Saya mengambil kesempatan ini untuk memperbaharui rasa terima kasih saya kepada Presiden Republik Malta, dengan hormat dan penuh persaudaraan: terima kasih kepada dia dan keluarganya; kepada Perdana Menteri dan Pejabat Sipil lainnya yang menyambut saya dengan baik; serta para Uskup dan semua anggota komunitas gerejawi, para sukarelawan dan semua yang menyertai saya dalam doa. Saya tak lupa untuk menyebutkan Pusat penyambutan bagi para migran, Yohanes XXIII: dan Friar Fransiskan di sana [Pater Dionisio Mintoff] yang mempertahankannya pada usianya yang 91 tahun, dan terus bekerja demikian dengan para kolaborator dari keuskupan. Ini adalah contoh semangat apostolik dan cinta kasih untuk para migran yang sangat dibutuhkan saat ini.
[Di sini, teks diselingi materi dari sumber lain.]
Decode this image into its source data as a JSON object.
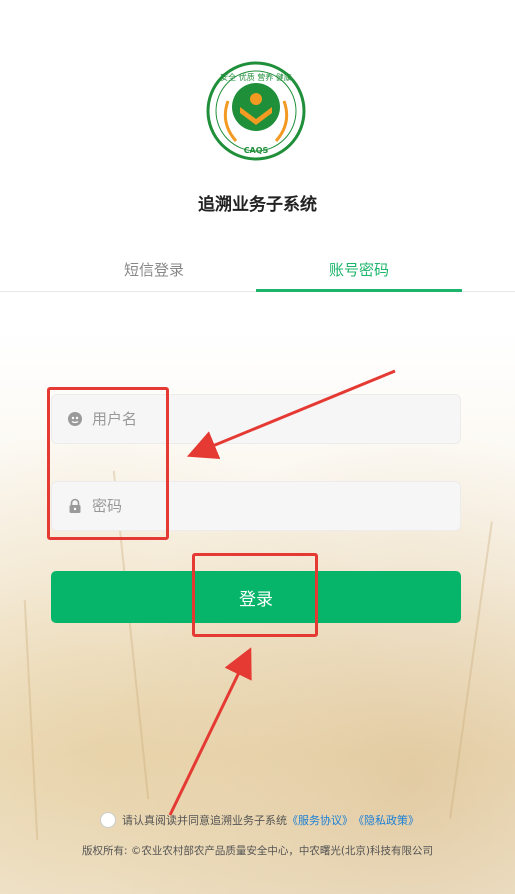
{
  "app": {
    "logo_text_top": "安全 优质 营养 健康",
    "logo_text_bottom": "CAQS",
    "title": "追溯业务子系统"
  },
  "tabs": [
    {
      "label": "短信登录",
      "active": false
    },
    {
      "label": "账号密码",
      "active": true
    }
  ],
  "form": {
    "username_placeholder": "用户名",
    "password_placeholder": "密码",
    "login_label": "登录"
  },
  "agreement": {
    "prefix": "请认真阅读并同意追溯业务子系统",
    "service_link": "《服务协议》",
    "privacy_link": "《隐私政策》",
    "checked": false
  },
  "footer": {
    "copyright": "版权所有: ©农业农村部农产品质量安全中心，中农曙光(北京)科技有限公司"
  },
  "colors": {
    "accent": "#07b56a",
    "tab_active": "#1cb56b",
    "link": "#1a7fd6",
    "annotation": "#e53a33",
    "logo_green": "#1f8f3a",
    "logo_orange": "#f29a22"
  },
  "icons": {
    "user": "user-icon",
    "lock": "lock-icon"
  }
}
Melalui kunjungan ini, kita menabur, tetapi Tuhanlah yang memberi pertumbuhan. Semoga kebaikan-Nya yang tak terbatas memberikan buah kedamaian yang berlimpah dan setiap kebaikan kepada orang-orang Malta yang terkasih! Terima kasih kepada orang-orang Malta untuk menjadi manusia yang seperti itu, sambutan yang begitu Kristiani. Terima kasih banyak.
.
Aula Audiens Paulus VI
Rabu, 6 April 2022
Seruan
Berita terbaru tentang perang di Ukraina, bukannya membawa kelegaan dan harapan, malah membuktikan kekejaman baru, seperti pembantaian di Bucha: kekejaman yang lebih mengerikan bahkan dilakukan terhadap warga sipil, perempuan dan anak-anak yang tak berdaya. Mereka adalah korban yang darah tak berdosanya menangis ke Surga dan memohon: akhiri perang ini! Hentikanlah senjata! Berhentilah menabur kematian dan kehancuran! Mari kita berdoa bersama untuk ini…
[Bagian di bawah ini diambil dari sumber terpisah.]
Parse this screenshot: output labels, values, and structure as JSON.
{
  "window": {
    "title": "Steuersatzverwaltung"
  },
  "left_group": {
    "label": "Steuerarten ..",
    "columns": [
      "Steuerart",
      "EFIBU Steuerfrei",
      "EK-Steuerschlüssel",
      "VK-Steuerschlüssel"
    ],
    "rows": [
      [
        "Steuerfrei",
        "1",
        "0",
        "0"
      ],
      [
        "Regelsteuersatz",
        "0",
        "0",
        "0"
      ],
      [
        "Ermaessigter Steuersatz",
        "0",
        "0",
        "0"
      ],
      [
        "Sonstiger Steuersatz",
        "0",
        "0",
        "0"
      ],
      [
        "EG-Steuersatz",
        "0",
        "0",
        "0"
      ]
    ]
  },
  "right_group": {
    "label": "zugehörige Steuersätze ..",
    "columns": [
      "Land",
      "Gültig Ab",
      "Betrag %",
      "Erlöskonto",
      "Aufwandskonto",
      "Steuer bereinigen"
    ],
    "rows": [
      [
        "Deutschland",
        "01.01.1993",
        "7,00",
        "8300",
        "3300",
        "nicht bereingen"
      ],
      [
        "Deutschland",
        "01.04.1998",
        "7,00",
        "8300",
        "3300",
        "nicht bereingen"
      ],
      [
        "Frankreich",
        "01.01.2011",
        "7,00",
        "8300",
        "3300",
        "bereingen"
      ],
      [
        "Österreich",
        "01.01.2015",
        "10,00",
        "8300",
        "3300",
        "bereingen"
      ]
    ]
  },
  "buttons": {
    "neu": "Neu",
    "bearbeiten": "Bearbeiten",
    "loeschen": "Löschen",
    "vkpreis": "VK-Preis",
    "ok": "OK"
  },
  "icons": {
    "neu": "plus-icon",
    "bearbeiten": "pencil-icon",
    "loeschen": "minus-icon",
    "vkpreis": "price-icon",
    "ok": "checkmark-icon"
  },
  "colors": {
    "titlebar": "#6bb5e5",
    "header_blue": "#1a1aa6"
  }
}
Dan kemarin, tepatnya dari Bucha, mereka membawakan saya bendera ini. Bendera ini berasal dari perang, tepatnya dari kota yang dilanda perang itu, Bucha. Ada juga beberapa anak Ukraina yang ada di sini bersama kita. Mari kita menyapa mereka dan berdoa bersama mereka.
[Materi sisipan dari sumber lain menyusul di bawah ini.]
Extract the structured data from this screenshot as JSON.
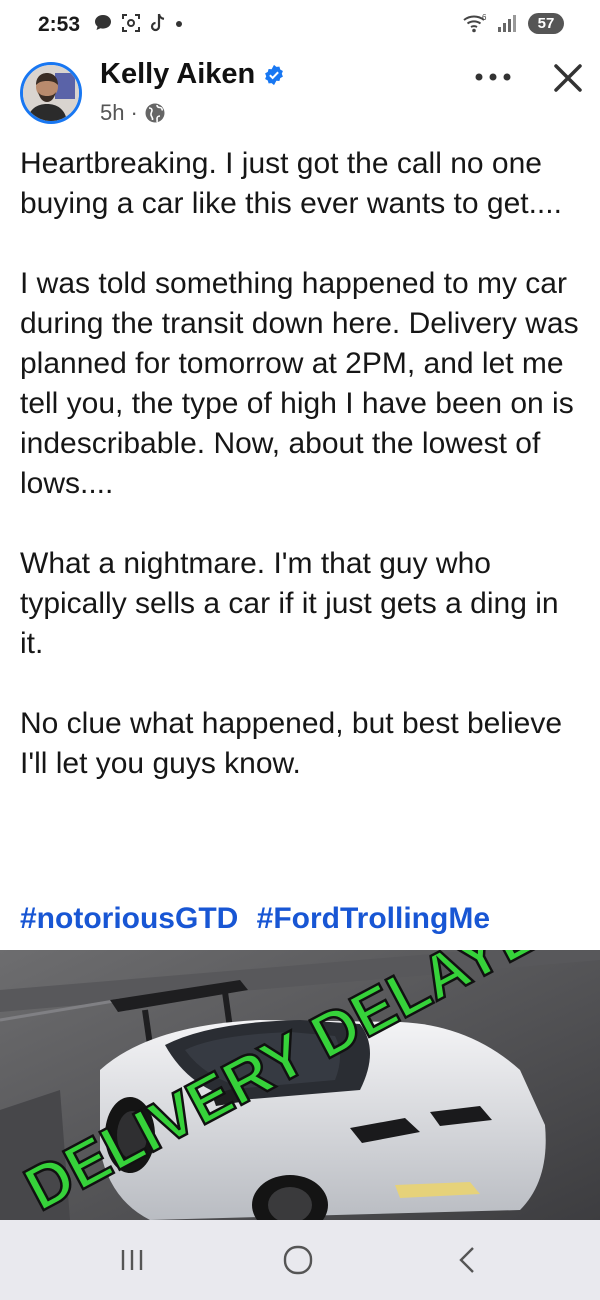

Anak-anak ini harus melarikan diri dan datang ke negeri asing: ini adalah salah satu buah dari perang. Janganlah kita melupakan mereka, dan janganlah kita melupakan rakyat Ukraina. Sulit untuk dicabut dari tanah Anda sendiri karena perang.
* * *
Hari ini adalah Hari Olahraga Internasional untuk Pembangunan dan Perdamaian, yang dideklarasikan oleh PBB. Saya beralih ke semua orang, pria dan wanita olahraga sehingga melalui aktivitas mereka, mereka dapat menjadi saksi aktif persaudaraan dan perdamaian. Dengan nilai-nilainya, olahraga dapat menjalankan peran penting di dunia, membuka jalan kerukunan antar umat manusia, sebuah pakta yang tidak pernah kehilangan kapasitas kemurahan hatinya. Olahraga demi olahraga: semoga tidak dikomersialkan – aspek amatir yang khas dari olahraga sejati.